Lagging Latin American trust forced into 25% tender offer

High-yielding BlackRock Latin American confirms it will offer to buy back up to a quarter of its shares after failing to beat its stock market benchmark over the past four years.

BlackRock Latin American (BRLA ) is set to shrink by up to a quarter after failing to beat its stock market benchmark over the past four years.

As of 31 December, the high-yielding £134m regional fund had trailed the MSCI Emerging Markets Latin America index by 0.94% on an annualised basis since the end of 2017.

This broke the terms of a conditional tender offer agreed in 2018 in which the trust aimed to deliver an annualised dollar return at least 1% above the MSCI benchmark.

The underperformance by fund managers Ed Kuczma and Sam Vecht means the trust will offer to buy up to 24.99% of its stock at a price of 2% plus costs below net asset value.

A shareholder vote to implement the tender offer will take place immediately after the trust’s biennial continuation vote in May.

Shares in the 6%-yielder added 3.5p or 1% to 344p on Tuesday, having closed last week on a 6.5% discount to their underlying net asset value.

Nearly half of the shares are held by discount-chasing value investors City of London, Lazards and 1607 Capital Partners. They are likely to tender their shares on the narrow discount and buy back in should the discount widen again. This could lock the trust into a downward spiral of contraction unless it can improve performance and attract long-term retail investors.

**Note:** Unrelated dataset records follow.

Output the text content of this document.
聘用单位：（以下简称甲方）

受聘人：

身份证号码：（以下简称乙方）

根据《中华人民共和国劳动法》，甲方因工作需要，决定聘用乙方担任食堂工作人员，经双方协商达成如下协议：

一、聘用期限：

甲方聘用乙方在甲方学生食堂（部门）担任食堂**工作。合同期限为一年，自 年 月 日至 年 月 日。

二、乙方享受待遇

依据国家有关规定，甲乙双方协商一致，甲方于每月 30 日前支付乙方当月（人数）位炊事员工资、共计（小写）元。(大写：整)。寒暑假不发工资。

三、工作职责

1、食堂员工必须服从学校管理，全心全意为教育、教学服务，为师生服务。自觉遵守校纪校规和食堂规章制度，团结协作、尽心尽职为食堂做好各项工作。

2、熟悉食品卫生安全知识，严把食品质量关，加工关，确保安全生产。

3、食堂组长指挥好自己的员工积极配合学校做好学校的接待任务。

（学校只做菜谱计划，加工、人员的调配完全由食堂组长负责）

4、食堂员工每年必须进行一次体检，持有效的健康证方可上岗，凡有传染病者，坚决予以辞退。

Kuczma and Vecht have run the trust since December 2018 after the departure of its former fund manager Will Landers.

The trust has struggled against difficult market conditions. Over 10 years, the shares have delivered a total return of -2%, including dividends, although that beats the 12% decline in the MSCI index and the 11% fall in smaller rival Aberdeen Latin American Income (ALAI ).

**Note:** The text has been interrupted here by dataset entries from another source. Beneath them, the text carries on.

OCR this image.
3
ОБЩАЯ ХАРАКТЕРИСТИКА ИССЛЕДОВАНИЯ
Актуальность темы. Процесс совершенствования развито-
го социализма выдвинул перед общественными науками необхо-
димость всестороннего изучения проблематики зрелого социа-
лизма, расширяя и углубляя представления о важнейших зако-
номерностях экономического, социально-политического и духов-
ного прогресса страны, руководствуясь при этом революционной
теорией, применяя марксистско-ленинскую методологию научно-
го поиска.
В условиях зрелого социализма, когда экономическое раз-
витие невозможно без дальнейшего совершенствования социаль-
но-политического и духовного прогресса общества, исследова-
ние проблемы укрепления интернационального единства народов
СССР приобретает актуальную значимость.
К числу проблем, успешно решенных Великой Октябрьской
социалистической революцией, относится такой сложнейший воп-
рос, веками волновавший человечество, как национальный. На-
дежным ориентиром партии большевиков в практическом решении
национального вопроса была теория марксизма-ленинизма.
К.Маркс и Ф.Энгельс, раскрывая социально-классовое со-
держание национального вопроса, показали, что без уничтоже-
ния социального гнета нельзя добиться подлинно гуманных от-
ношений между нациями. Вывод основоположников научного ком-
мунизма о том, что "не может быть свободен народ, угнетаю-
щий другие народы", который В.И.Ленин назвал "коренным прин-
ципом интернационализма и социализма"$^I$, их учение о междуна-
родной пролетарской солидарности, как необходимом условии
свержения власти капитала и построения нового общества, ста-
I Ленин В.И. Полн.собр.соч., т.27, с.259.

Last year the shares, including dividends, fell 11%, behind the 7.5% decline in the index, according to Morningstar.

Last month the fund managers complained it had been another tough year for Latin America, many of whose countries have been hit hard by Covid-19, but said there could be ‘better times ahead’ as the world recovers from the pandemic, fuelling demand for the commodities it produces.

As part of the measures to control the share price discount in 2018, the trust adopted a policy of paying a 1.5% quarterly dividend. This afternoon it declared a fourth quarterly dividend of 6.21 cents per share.

The trust had to meet two conditions to avoid having to tender for its shares. It narrowly met the other criteria for its shares to stick within a 12% discount, having stood at an average 11.65% discount in the four-year period.